What you can learn from Garmin’s recent outage

On July 23 Garmin services stopped unexpectedly.

Many think of Garmin as a fitness watch manufacturer, but the company has many more services to offer — most notably in marine and aviation range. As Garmin went black the services we shut down as well; many pilots and captains were unable to download and update maps, with little to no information from Garmin itself.

I’m not going to speculate about the reasons of blackout (which, as some sources say was caused by Wasted Locker ransomware attack), and huge recovery time (four days to put services online in a limited mode, and still limited as for the time of writing — total six days after blackout). I want to talk about the PR strategy and brand communication.

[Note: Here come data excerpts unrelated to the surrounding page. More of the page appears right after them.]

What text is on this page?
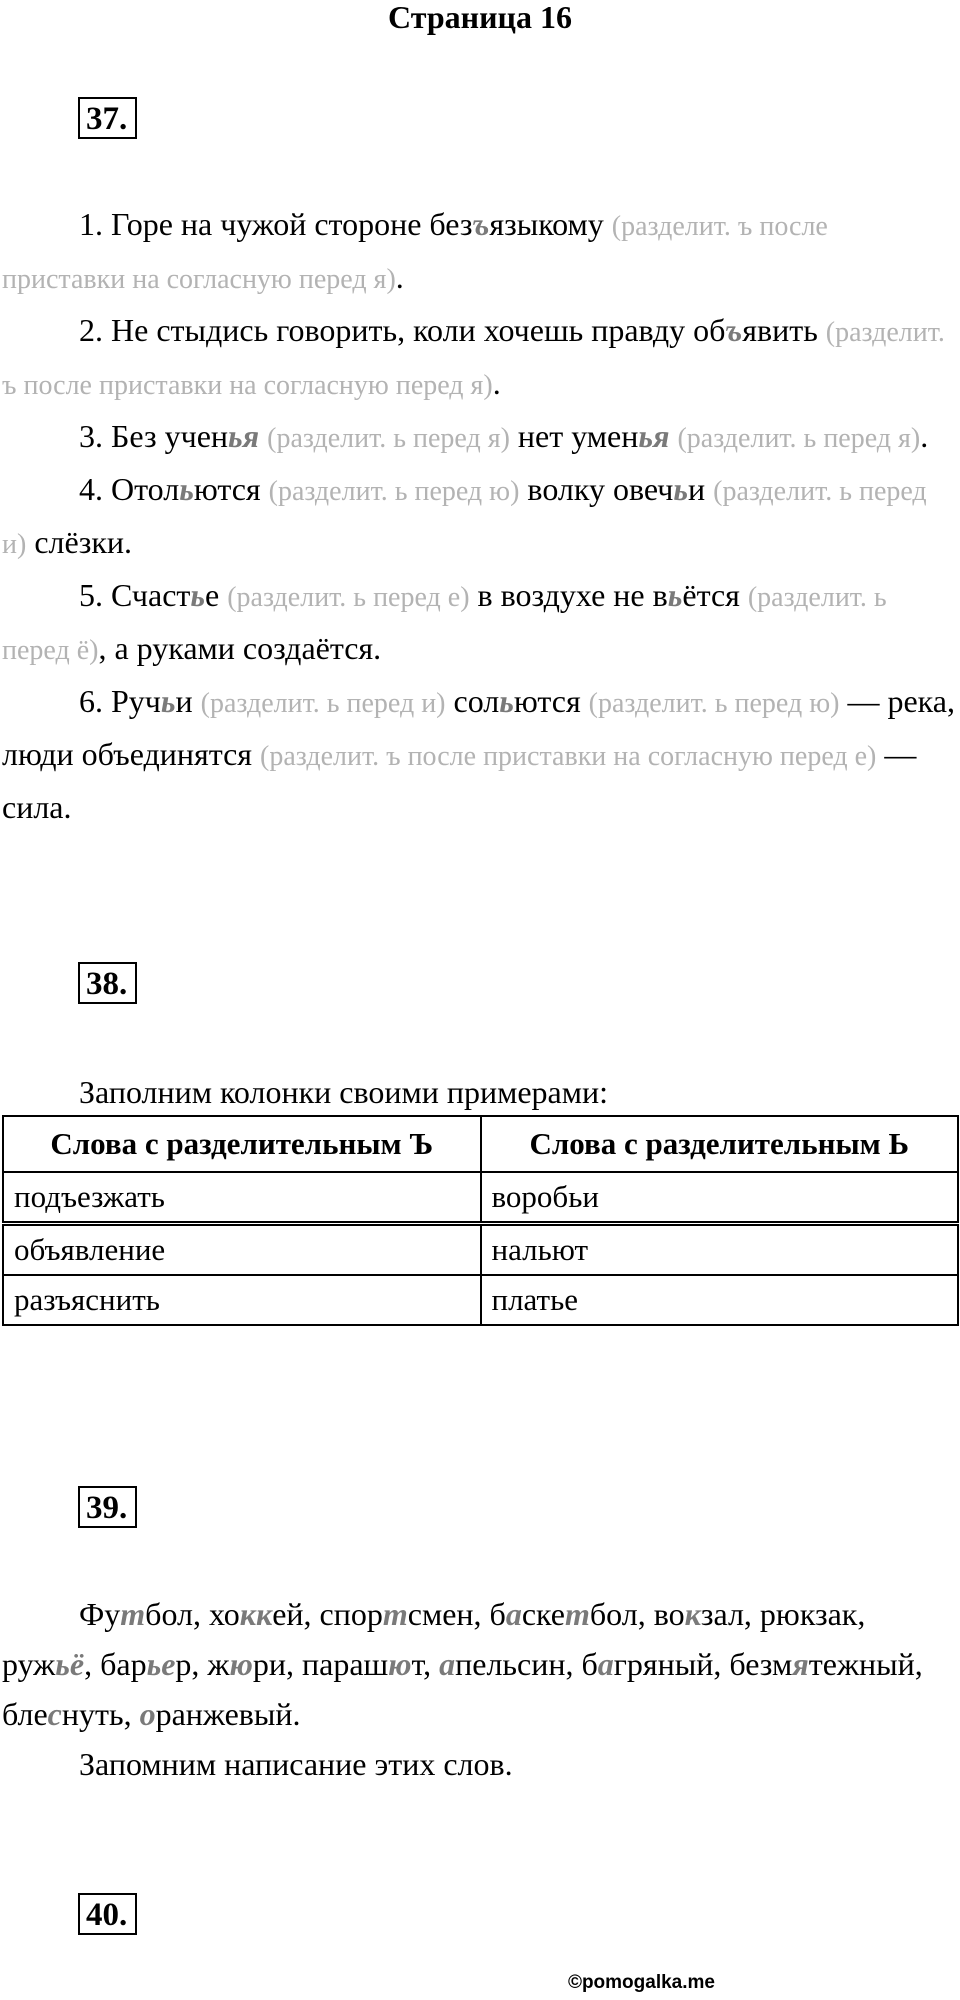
Страница 16
37.

1. Горе на чужой стороне безъязыкому (разделит. ъ после приставки на согласную перед я).

2. Не стыдись говорить, коли хочешь правду объявить (разделит. ъ после приставки на согласную перед я).

3. Без ученья (разделит. ь перед я) нет уменья (разделит. ь перед я).

4. Отольются (разделит. ь перед ю) волку овечьи (разделит. ь перед и) слёзки.

5. Счастье (разделит. ь перед е) в воздухе не вьётся (разделит. ь перед ё), а руками создаётся.

6. Ручьи (разделит. ь перед и) сольются (разделит. ь перед ю) — река, люди объединятся (разделит. ъ после приставки на согласную перед е) — сила.

38.
Заполним колонки своими примерами:
Слова с разделительным Ъ	Слова с разделительным Ь
подъезжать	воробьи
объявление	нальют
разъяснить	платье
39.

Футбол, хоккей, спортсмен, баскетбол, вокзал, рюкзак, ружьё, барьер, жюри, парашют, апельсин, багряный, безмятежный, блеснуть, оранжевый.

Запомним написание этих слов.

40.
©pomogalka.me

Garmin’s official twitter account tweeted on July 23d (admitting that they do have an outage), and then on July 25th apologising for the “inconvenience”, and on July 27th saying that “all the services are returning to operation”. For 20b worth public company it is a communication disaster. What can your company do to avoid it?

Your disaster recovery plan (like, restoring data from backups or switching to another datacenter) should also include PR and communication plan. You should know when to update and what to tell, and finally — who is responsible for brand communication. In any case, you communication should not look like someone yelled on random guy with twitter access something like “just write something really fast”. All the temporary and FAQ pages should be ready and you should be ready to deploy in minutes — just like major news agencies have written necrologies for most of the famous people.

Don’t keep the silence. Update couple times a day, be reassuring and open. You are not obliged to share all the technical details or share the actual progress but timely updates build brand trust and lower the tension. Simple “guys, we are here and working nonstop, seems like flight data will be on in couple hours” is enough.

In most cases it’s better to tell what happened, leaving no place for speculations. People will always assume the worst if they don’t know what actually happened.

Even if you became a victum of a hacker attack — just say it. Like, guys, we were hacked and asked 10m dollars, but we will not cooperate with criminals and will restore everything from backups instead. ETA 24 hours for flight data, everything else later (we all prefer well flying planes over well working smartwatch, do we?). We will also do a security audit to make sure your precious data is protected.

Don’t act like nothing happened. Share the insight, and assure that you have taken actions so that the same thing won’t happen again. Reassure. Apologise. Go on.

Brand awareness it the same capital as the shares and intellectual property. Managing it in a digital era is as important as managing your assets. Failures are something that people will remember better than successes, so be sure to manage them accordingly.